Sending good thoughts to you and your family. (((hugs)))
Trzymaj sie bardzo bardzo mocno, pozdrawiam serdecznie.
All the best to you and your family as you help your grandma. You recent finishes are beautiful like always. You are always running around, you need to stop and take care of yourself, but I think now you know this. I'm glad you realize the issues and want to resolve them. Take care of yourself!
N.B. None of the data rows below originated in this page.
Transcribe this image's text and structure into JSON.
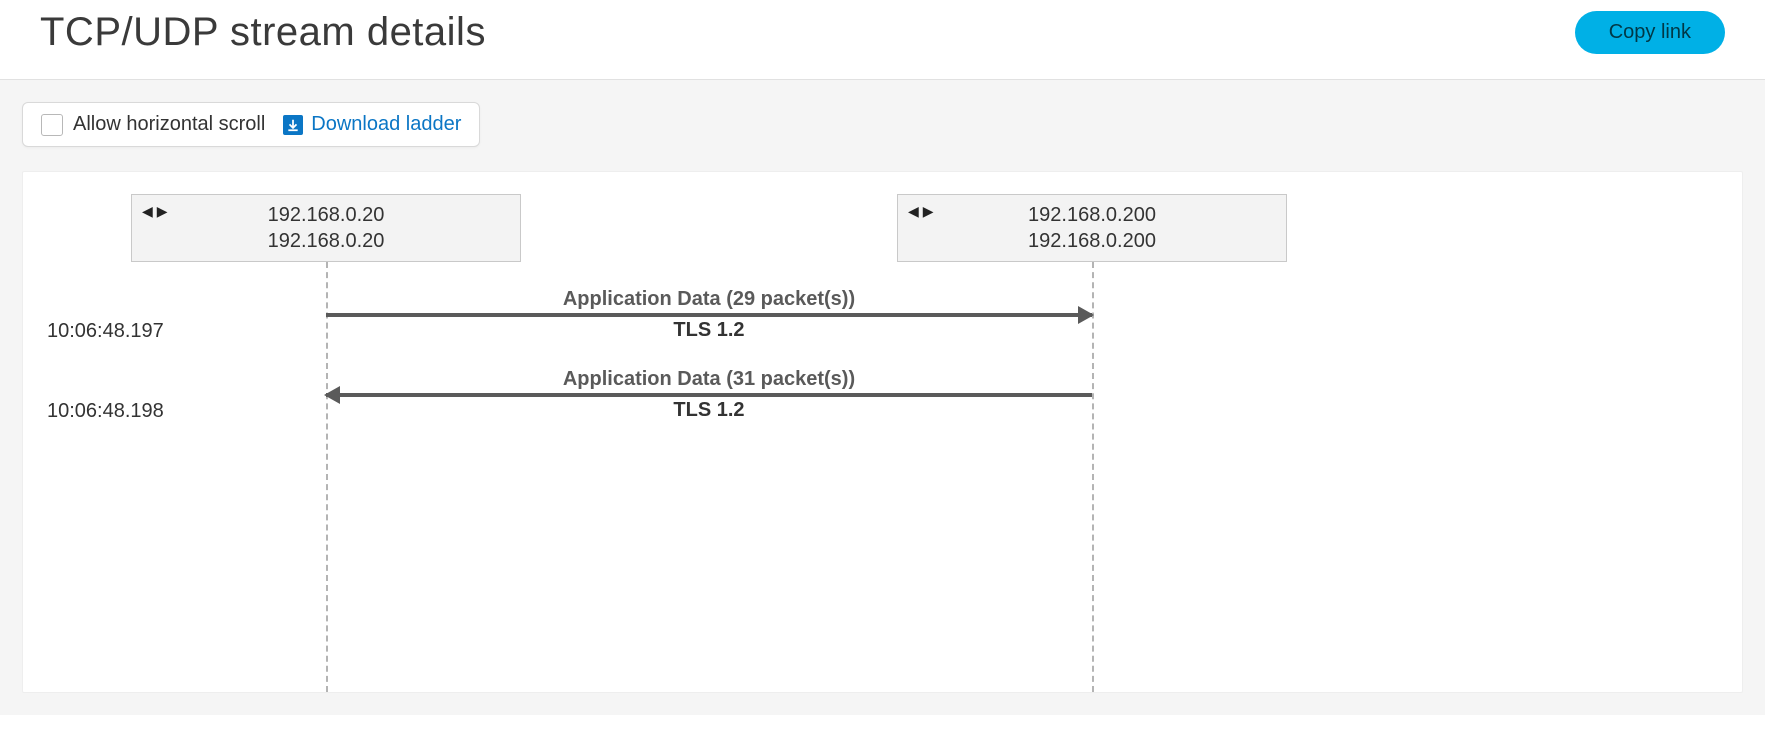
{
  "header": {
    "title": "TCP/UDP stream details",
    "copy_link": "Copy link"
  },
  "toolbar": {
    "allow_scroll_label": "Allow horizontal scroll",
    "download_label": "Download ladder"
  },
  "hosts": {
    "left": {
      "line1": "192.168.0.20",
      "line2": "192.168.0.20"
    },
    "right": {
      "line1": "192.168.0.200",
      "line2": "192.168.0.200"
    }
  },
  "messages": [
    {
      "timestamp": "10:06:48.197",
      "top": "Application Data (29 packet(s))",
      "bottom": "TLS 1.2",
      "direction": "right"
    },
    {
      "timestamp": "10:06:48.198",
      "top": "Application Data (31 packet(s))",
      "bottom": "TLS 1.2",
      "direction": "left"
    }
  ]
}
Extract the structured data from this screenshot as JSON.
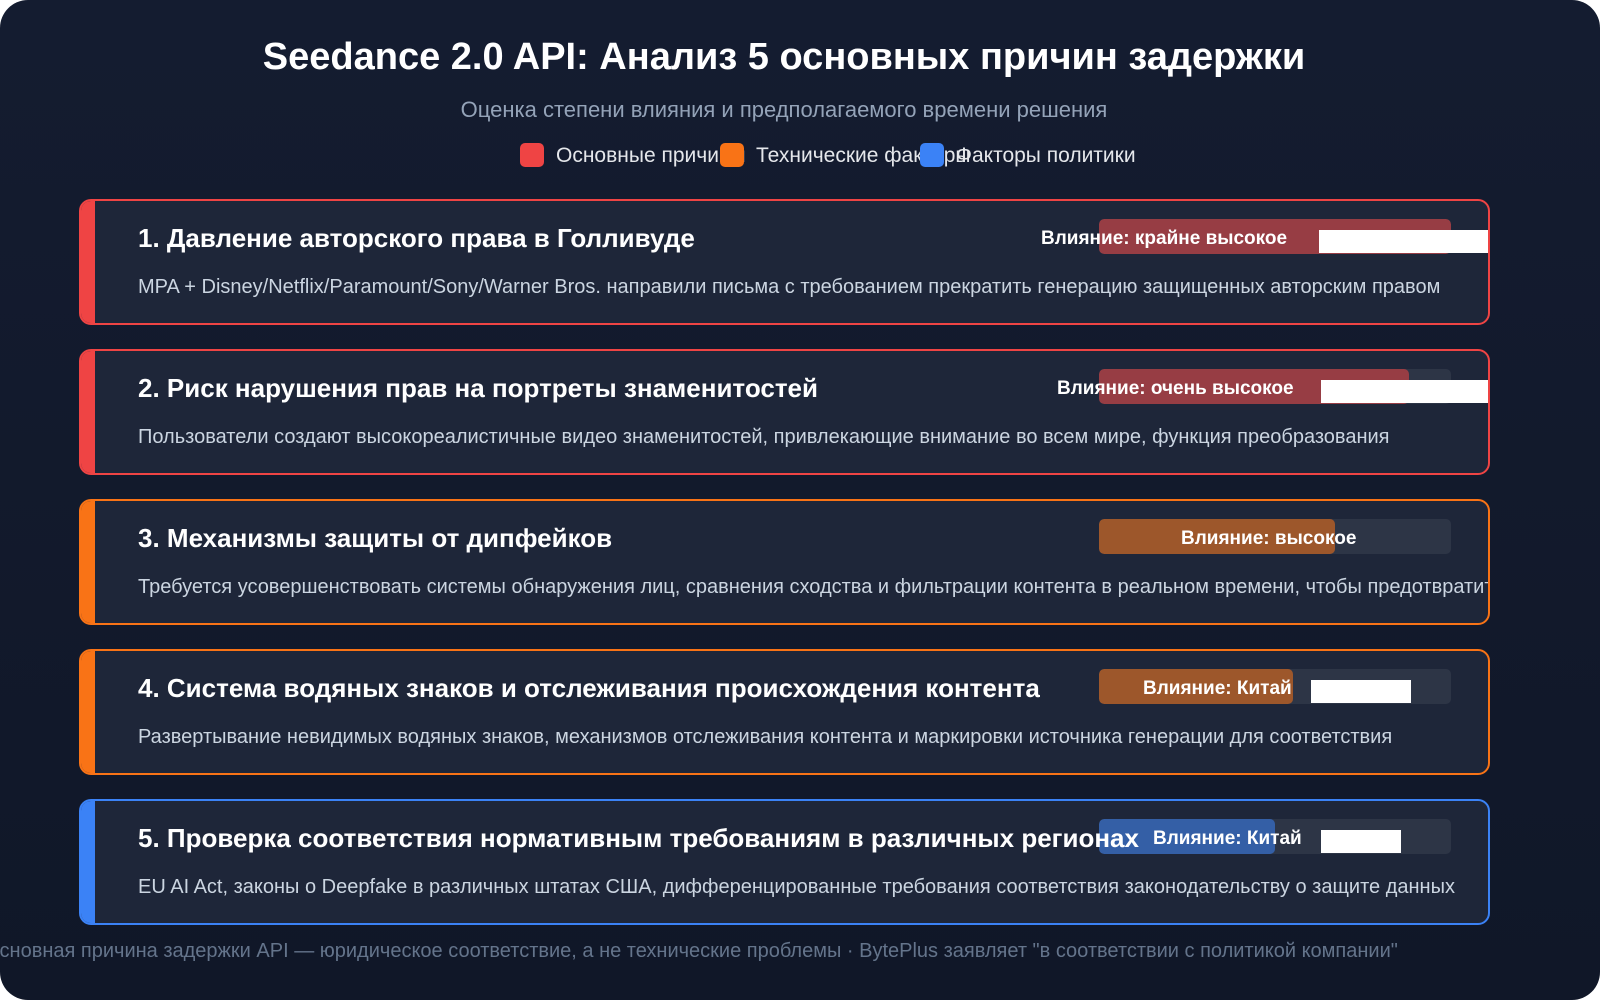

Oh, such sad news. Your grandmother is lucky to be surrounded by her family to care for her. Although she is old (as my grandparents were) it is still difficult to see the end near. I am sure in the far reaches of her mind, your grandmother is grateful for all the loving care from you and your aunt and she simply can not express it with words.
Take care of yourself and your animals. They feel the stress and sadness also.
I send prays for her and for you.
So sorry to hear your Grandmother's health is declining. Thank goodness she didn't break anything in her falls. My thoughts for strength and patience for your aunt and yourself as you care for her. I know your Dad understood and appreciated your assistance. Love your tatting and new stitching!